A surgeon has admitted assaulting two patients by marking his initials on their livers during transplant operations.

Simon Bramhall, 53, admitted two counts of assault by beating at Birmingham Crown Court but pleaded not guilty to alternative charges of assault occasioning actual bodily harm.

Prosecutor Tony Badenoch QC said the Crown accepted the medic’s not guilty pleas in a case which was “without legal precedent in criminal law”.

Bramhall was granted unconditional bail and will be sentenced on January 12.

The surgeon, who worked at Queen Elizabeth Hospital in Birmingham, pleaded guilty to assaulting a patient whose name is protected by a court order during an operation in August 2013.

He also entered a guilty plea relating to an operation performed on an unknown patient in February of the same year.

Mr Badenoch said Bramhall was employed as a consultant surgeon in Birmingham at the time of the transplant operations and that both patients had been under anaesthetic.

“The pleas of guilty now entered represent an acceptance that that which he did was not just ethically wrong but criminally wrong,” Mr Badenoch told the court.

Simon Bramhall is a surgeon based at Queen Elizabeth Hospital Birmingham
Simon Bramhall is a surgeon based at Queen Elizabeth Hospital Birmingham

“They reflect the fact that Dr Bramhall’s initialling on a patient’s liver was not an isolated incident but rather a repeated act on two occasions, requiring some skill and concentration.

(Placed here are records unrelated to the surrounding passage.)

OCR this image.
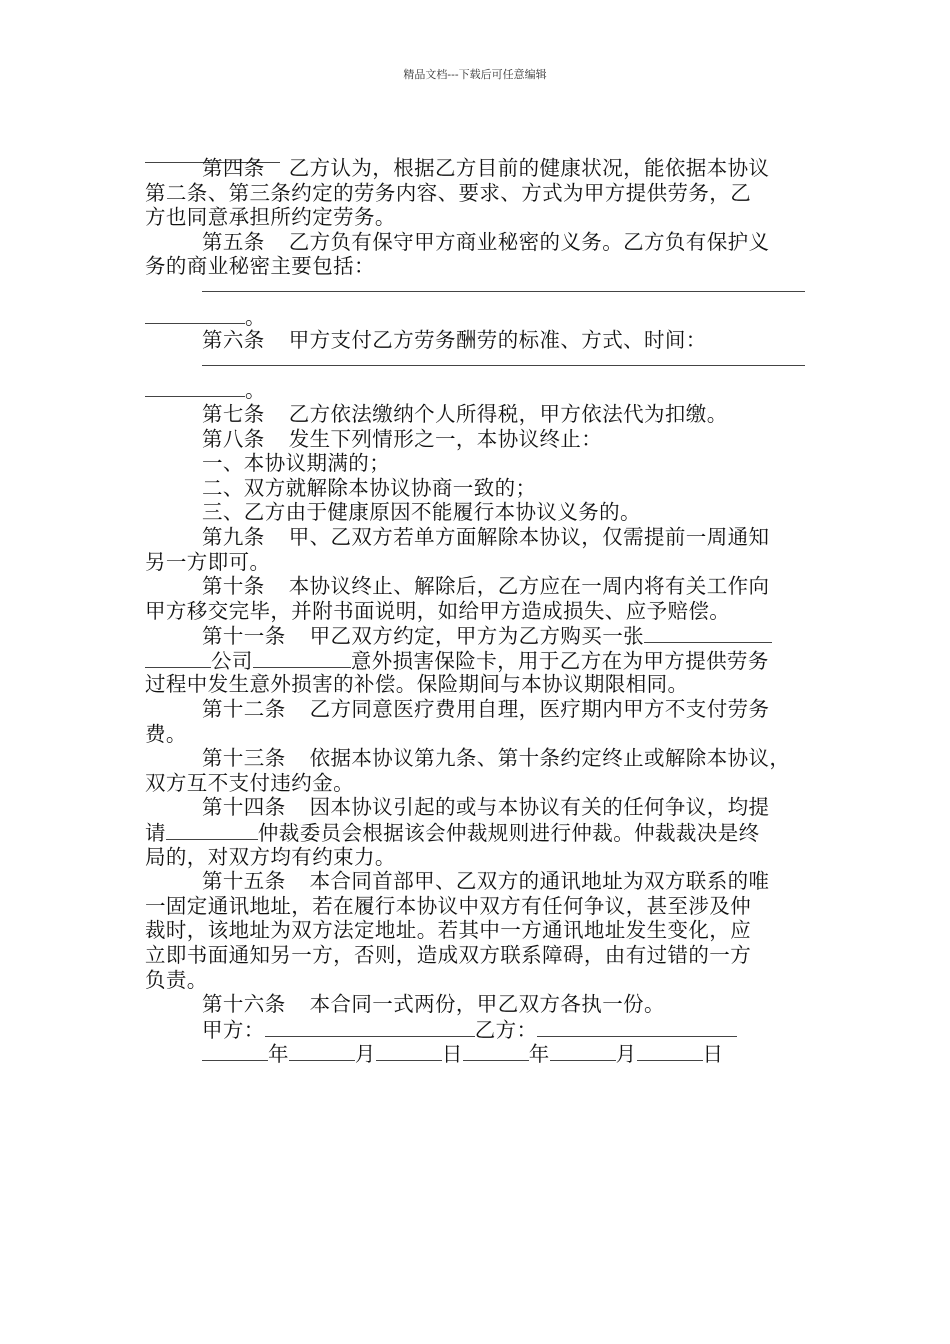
精品文档---下载后可任意编辑
第四条 乙方认为，根据乙方目前的健康状况，能依据本协议
第二条、第三条约定的劳务内容、要求、方式为甲方提供劳务，乙
方也同意承担所约定劳务。
第五条 乙方负有保守甲方商业秘密的义务。乙方负有保护义
务的商业秘密主要包括：
。
第六条 甲方支付乙方劳务酬劳的标准、方式、时间：
。
第七条 乙方依法缴纳个人所得税，甲方依法代为扣缴。
第八条 发生下列情形之一，本协议终止：
一、本协议期满的；
二、双方就解除本协议协商一致的；
三、乙方由于健康原因不能履行本协议义务的。
第九条 甲、乙双方若单方面解除本协议，仅需提前一周通知
另一方即可。
第十条 本协议终止、解除后，乙方应在一周内将有关工作向
甲方移交完毕，并附书面说明，如给甲方造成损失、应予赔偿。
第十一条 甲乙双方约定，甲方为乙方购买一张
公司	意外损害保险卡，用于乙方在为甲方提供劳务
过程中发生意外损害的补偿。保险期间与本协议期限相同。
第十二条 乙方同意医疗费用自理，医疗期内甲方不支付劳务
费。
第十三条 依据本协议第九条、第十条约定终止或解除本协议，
双方互不支付违约金。
第十四条 因本协议引起的或与本协议有关的任何争议，均提
请	仲裁委员会根据该会仲裁规则进行仲裁。仲裁裁决是终
局的，对双方均有约束力。
第十五条 本合同首部甲、乙双方的通讯地址为双方联系的唯
一固定通讯地址，若在履行本协议中双方有任何争议，甚至涉及仲
裁时，该地址为双方法定地址。若其中一方通讯地址发生变化，应
立即书面通知另一方，否则，造成双方联系障碍，由有过错的一方
负责。
第十六条 本合同一式两份，甲乙双方各执一份。
甲方：	乙方：
年	月	日	年	月	日
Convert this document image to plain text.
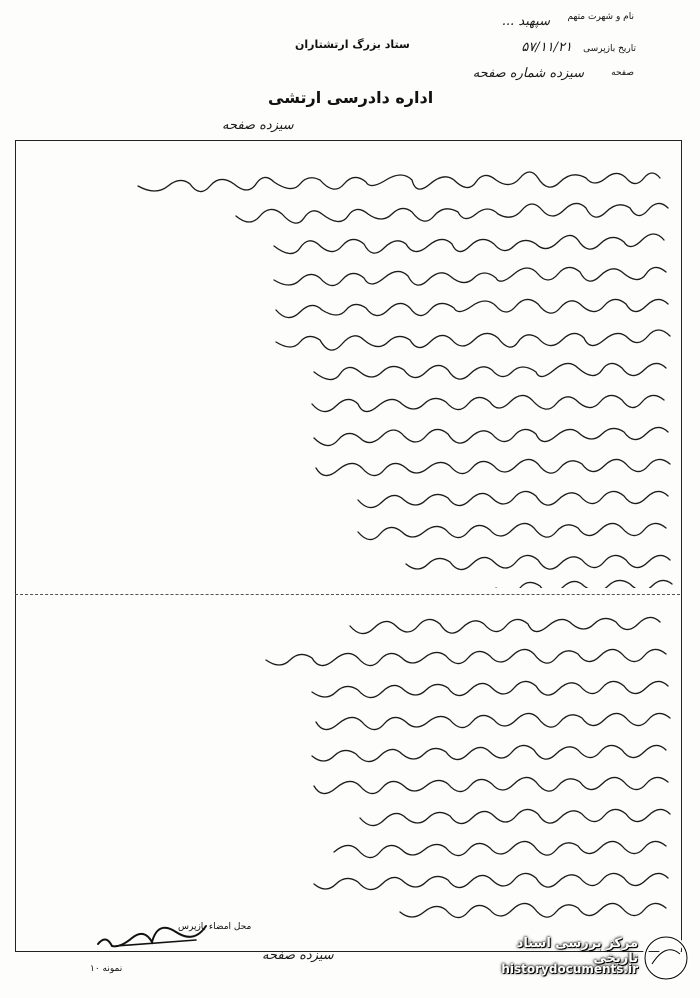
نام و شهرت متهم
سپهبد ...
تاریخ بازپرسی
۵۷/۱۱/۲۱
صفحه
سیزده شماره صفحه
ستاد بزرگ ارتشتاران
اداره دادرسی ارتشی
سیزده صفحه
محل امضاء بازپرس
نمونه ۱۰
سیزده صفحه
مرکز بررسی اسناد تاریخی
historydocuments.ir
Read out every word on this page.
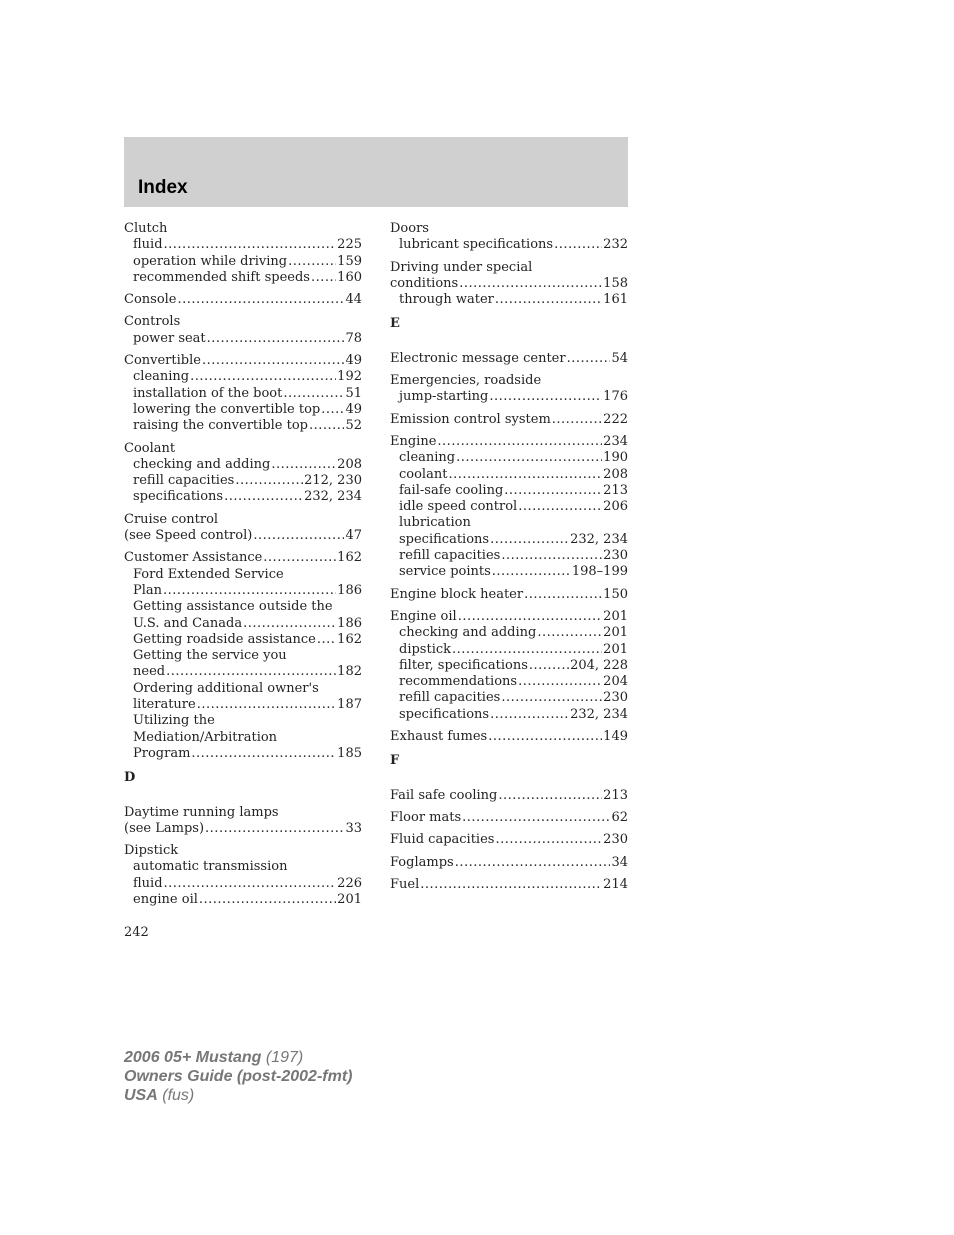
Index
Clutch
fluid .....	225
operation while driving .....	159
recommended shift speeds ..... 160
Console .....	44
Controls
power seat .....	78
Convertible .....	49
cleaning .....	192
installation of the boot .....	51
lowering the convertible top ..... 49
raising the convertible top .....	52
Coolant
checking and adding .....	208
refill capacities .....	212, 230
specifications .....	232, 234
Cruise control
(see Speed control) .....	47
Customer Assistance .....	162
Ford Extended Service
Plan .....	186
Getting assistance outside the
U.S. and Canada .....	186
Getting roadside assistance ..... 162
Getting the service you
need .....	182
Ordering additional owner's
literature .....	187
Utilizing the
Mediation/Arbitration
Program .....	185
D
Daytime running lamps
(see Lamps) .....	33
Dipstick
automatic transmission
fluid .....	226
engine oil .....	201
Doors
lubricant specifications .....	232
Driving under special
conditions .....	158
through water .....	161
E
Electronic message center .....	54
Emergencies, roadside
jump-starting .....	176
Emission control system .....	222
Engine .....	234
cleaning .....	190
coolant .....	208
fail-safe cooling .....	213
idle speed control .....	206
lubrication
specifications .....	232, 234
refill capacities .....	230
service points .....	198–199
Engine block heater .....	150
Engine oil .....	201
checking and adding .....	201
dipstick .....	201
filter, specifications .....	204, 228
recommendations .....	204
refill capacities .....	230
specifications .....	232, 234
Exhaust fumes .....	149
F
Fail safe cooling .....	213
Floor mats .....	62
Fluid capacities .....	230
Foglamps .....	34
Fuel .....	214
242
2006 05+ Mustang (197)
Owners Guide (post-2002-fmt)
USA (fus)
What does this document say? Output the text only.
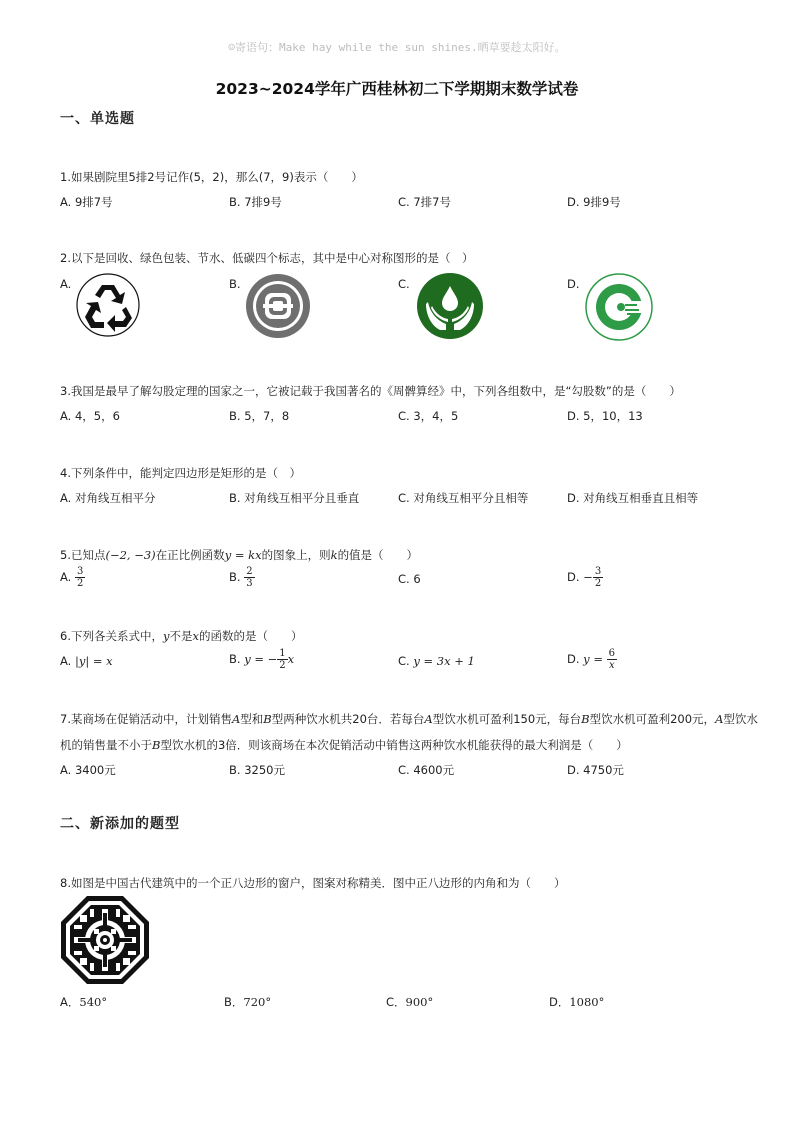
☺寄语句：Make hay while the sun shines.晒草要趁太阳好。
2023~2024学年广西桂林初二下学期期末数学试卷
一、单选题
1.如果剧院里5排2号记作(5，2)，那么(7，9)表示（　　）
A. 9排7号	B. 7排9号	C. 7排7号	D. 9排9号
2.以下是回收、绿色包装、节水、低碳四个标志，其中是中心对称图形的是（　）
A.	B.	C.	D.
3.我国是最早了解勾股定理的国家之一，它被记载于我国著名的《周髀算经》中，下列各组数中，是“勾股数”的是（　　）
A. 4，5，6	B. 5，7，8	C. 3，4，5	D. 5，10，13
4.下列条件中，能判定四边形是矩形的是（　）
A. 对角线互相平分	B. 对角线互相平分且垂直	C. 对角线互相平分且相等	D. 对角线互相垂直且相等
5.已知点(−2, −3)在正比例函数y = kx的图象上，则k的值是（　　）
A. $\frac{3}{2}$	B. $\frac{2}{3}$	C. 6	D. − $\frac{3}{2}$
6.下列各关系式中，y不是x的函数的是（　　）
A. |y| = x	B. y = − $\frac{1}{2}$ x	C. y = 3x + 1	D. $y = \frac{6}{x}$
7.某商场在促销活动中，计划销售A型和B型两种饮水机共20台．若每台A型饮水机可盈利150元，每台B型饮水机可盈利200元，A型饮水
机的销售量不小于B型饮水机的3倍．则该商场在本次促销活动中销售这两种饮水机能获得的最大利润是（　　）
A. 3400元	B. 3250元	C. 4600元	D. 4750元
二、新添加的题型
8.如图是中国古代建筑中的一个正八边形的窗户，图案对称精美．图中正八边形的内角和为（　　）
A．540°	B．720°	C．900°	D．1080°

It was done in the presence of colleagues.”

Describing the offences as an abuse of position, Mr Badenoch said they had been carried out with a disregard for the feelings of unconscious patients.

The prosecutor said of the assaults: “It was an intentional application of unlawful force to a patient whilst anaesthetised.

“His acts in marking the livers of those patients were deliberate and conscious acts.

“Suffice to say, for current purposes, these pleas meet the broad public interest.

“It will be for others to decide whether and to what extent his fitness to practise is impaired.”

Simon Bramhall, 53, a specialist surgeon accused of branding his initials into a patient's liver

The offence of assault by beating was brought against Bramhall to reflect the act of marking the liver and there is no suggestion that he was responsible for physically “beating” either patient.

Adjourning the case for a pre-sentence report, Judge Paul Farrer told Bramhall: "For reasons that you are aware of, I am not going to sentence you today.
"The prosecution need to do further work. Your legal team need to do further work in terms of completing the documents that you wish to place before me in due course."